The trio previously stated that they have a pecuniary interest in the matter. Reeve Vandiepenbeek said it was not mandatory for them to leave but a decision was made to step out, as they have previously done.
“I have a farm leased,” Reeve Vandiepenbeek said.
Deputy reeve Rintoul told the QMI Agency that an ACW resident asked them to leave at a previous meeting, to open the door to more fruitful discussion.
“I feel bad in a way,” Rintoul said. “The pro’s and con’s are discussed in there. It’s not mandatory. If they want us to leave, we will.”
“But we are not to comment, period. One way or the other.”
Capital Power announced last August its intention to develop a 270-megawatt wind power project in ACW, adding to an existing wind power operation, also in the township.

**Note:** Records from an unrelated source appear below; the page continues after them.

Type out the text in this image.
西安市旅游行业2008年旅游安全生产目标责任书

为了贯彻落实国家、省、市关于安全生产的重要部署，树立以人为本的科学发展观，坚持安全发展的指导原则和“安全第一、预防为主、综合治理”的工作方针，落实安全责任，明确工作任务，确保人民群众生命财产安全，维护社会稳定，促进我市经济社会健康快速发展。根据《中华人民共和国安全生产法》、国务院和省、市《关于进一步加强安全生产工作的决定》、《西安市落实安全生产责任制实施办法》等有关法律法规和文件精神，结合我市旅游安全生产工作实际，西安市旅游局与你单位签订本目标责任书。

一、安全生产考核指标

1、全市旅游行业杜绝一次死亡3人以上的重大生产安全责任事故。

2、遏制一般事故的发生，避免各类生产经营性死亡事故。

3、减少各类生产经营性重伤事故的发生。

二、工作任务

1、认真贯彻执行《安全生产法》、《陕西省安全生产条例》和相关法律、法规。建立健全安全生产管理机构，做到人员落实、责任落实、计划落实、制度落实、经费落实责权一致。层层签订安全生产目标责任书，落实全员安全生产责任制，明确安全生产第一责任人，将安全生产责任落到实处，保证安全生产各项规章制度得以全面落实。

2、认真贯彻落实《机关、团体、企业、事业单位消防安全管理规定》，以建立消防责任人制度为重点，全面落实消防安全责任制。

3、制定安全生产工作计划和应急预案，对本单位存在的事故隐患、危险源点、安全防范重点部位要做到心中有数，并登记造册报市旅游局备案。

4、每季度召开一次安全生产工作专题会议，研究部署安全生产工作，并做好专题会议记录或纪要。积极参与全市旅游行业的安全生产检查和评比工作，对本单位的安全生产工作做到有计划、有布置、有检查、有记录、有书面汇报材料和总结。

ACW resident Jennifer Miltenburg, a wind turbine leaseholder, said it was her impression that leaving council chambers was an act intended to keep the peace between council and residents in attendance.

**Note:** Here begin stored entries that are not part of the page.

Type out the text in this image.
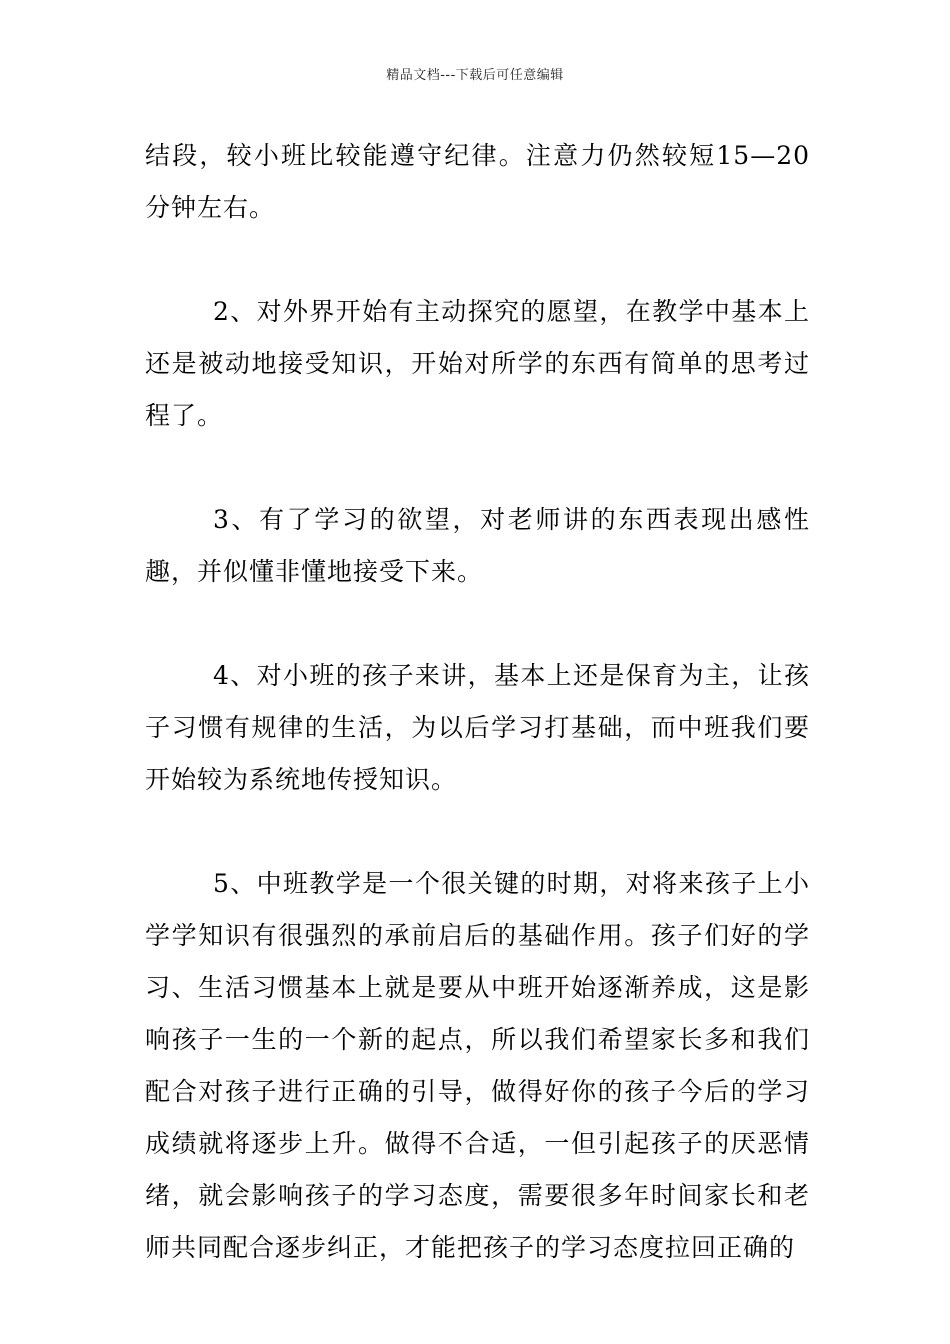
精品文档---下载后可任意编辑

结段，较小班比较能遵守纪律。注意力仍然较短15—20分钟左右。

2、对外界开始有主动探究的愿望，在教学中基本上还是被动地接受知识，开始对所学的东西有简单的思考过程了。

3、有了学习的欲望，对老师讲的东西表现出感性趣，并似懂非懂地接受下来。

4、对小班的孩子来讲，基本上还是保育为主，让孩子习惯有规律的生活，为以后学习打基础，而中班我们要开始较为系统地传授知识。

5、中班教学是一个很关键的时期，对将来孩子上小学学知识有很强烈的承前启后的基础作用。孩子们好的学习、生活习惯基本上就是要从中班开始逐渐养成，这是影响孩子一生的一个新的起点，所以我们希望家长多和我们配合对孩子进行正确的引导，做得好你的孩子今后的学习成绩就将逐步上升。做得不合适，一但引起孩子的厌恶情绪，就会影响孩子的学习态度，需要很多年时间家长和老师共同配合逐步纠正，才能把孩子的学习态度拉回正确的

“I think that there is a certain sector that tends to make noise, so voices can’t be heard and to avoid that, they left the room.”

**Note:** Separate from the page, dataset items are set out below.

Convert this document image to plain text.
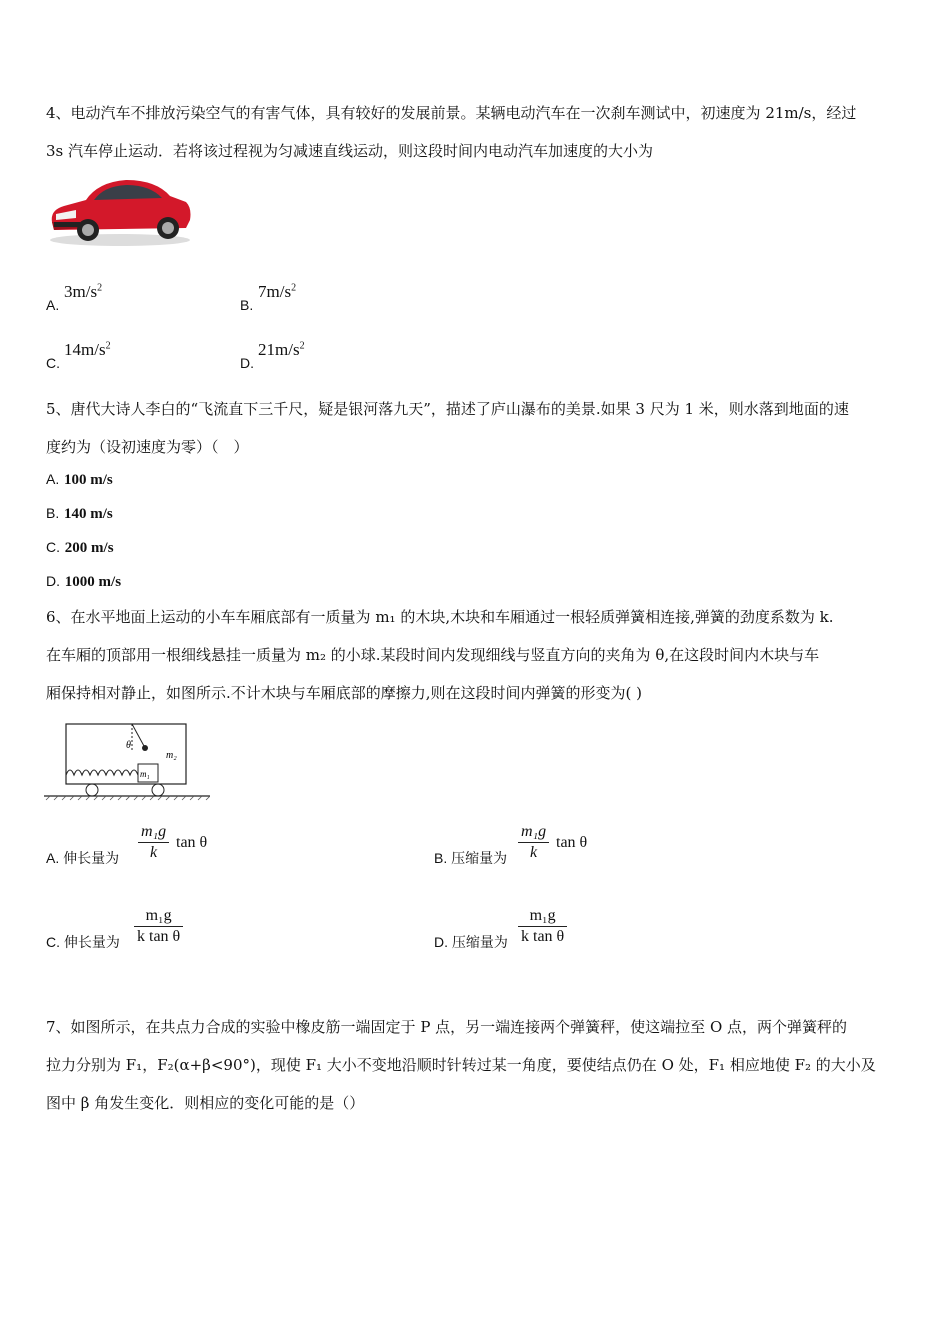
4、电动汽车不排放污染空气的有害气体，具有较好的发展前景。某辆电动汽车在一次刹车测试中，初速度为 21m/s，经过
3s 汽车停止运动．若将该过程视为匀减速直线运动，则这段时间内电动汽车加速度的大小为
A.
$3m/s^2$
B.
$7m/s^2$
C.
$14m/s^2$
D.
$21m/s^2$
5、唐代大诗人李白的“飞流直下三千尺，疑是银河落九天”，描述了庐山瀑布的美景.如果 3 尺为 1 米，则水落到地面的速
度约为（设初速度为零）（　）
A. 100 m/s
B. 140 m/s
C. 200 m/s
D. 1000 m/s
6、在水平地面上运动的小车车厢底部有一质量为 m₁ 的木块,木块和车厢通过一根轻质弹簧相连接,弹簧的劲度系数为 k.
在车厢的顶部用一根细线悬挂一质量为 m₂ 的小球.某段时间内发现细线与竖直方向的夹角为 θ,在这段时间内木块与车
厢保持相对静止，如图所示.不计木块与车厢底部的摩擦力,则在这段时间内弹簧的形变为( )
θ
m₂
m₁
A. 伸长量为 $\frac{\text{m₁g}}{k}$ tan θ
B. 压缩量为 $\frac{\text{m₁g}}{k}$ tan θ
C. 伸长量为 $\frac{\text{m₁g}}{\text{k tan θ}}$	D. 压缩量为 $\frac{\text{m₁g}}{\text{k tan θ}}$
7、如图所示，在共点力合成的实验中橡皮筋一端固定于 P 点，另一端连接两个弹簧秤，使这端拉至 O 点，两个弹簧秤的
拉力分别为 F₁，F₂(α+β<90°)，现使 F₁ 大小不变地沿顺时针转过某一角度，要使结点仍在 O 处，F₁ 相应地使 F₂ 的大小及
图中 β 角发生变化．则相应的变化可能的是（）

Wind power has proven to be a polarizing topic and every facet of it is debated by supporters and opponents.
“It’s a real sensitive issue,” Rintoul said.
On the agenda was a Health Canada announcement to design a research study exploring the relationship between wind turbine noise and health effects of those living near wind power development.
“With what the federal government is proposing to do, will they have the power to put the breaks on this?” Coun. Barry Millian asked aloud.
The provincial Liberal government has championed green energy, and their energy plans and policies include wind power. “Would Ottawa have the power to say to Toronto, hold everything,” Millian added.
Council received a letter prior to the meeting from Shawn and Tricia Drennan.
Mr. Drennan attended a source water protection meeting in Wingham, the letter stated, and picked up a map showing “our highly vulnerable water aquifers.”
Drennan said after studying the map, he realized the K2 wind project was clustering the mass of turbines around water resources and the transformer switch yard containing the close-to-surface water aquifer was dangerously close to the townships water recharge areas.
When council looks at a turbine location map, “they too will be greatly concerned for our water resources,” the letter said. The K2 project description did not address water aquifers or water recharge areas.
“To my astonishment nothing was listed,” he said.
The project description did note the potential to affect water quality of water wells near construction sites and ground water quality could be affected by accidental spills and releases.
“We the community are looking to our council for guidance on this incredibly important issue. These are the water resources for all ACW residents,” Drennan said in the letter.
Addressing council at the meeting, Drennan suggested hiring a hydrologist, “to see if it’s an issue.”
Coun. Millian said he didn’t see the harm in investigating.
“There are a lot of unknowns,” he said.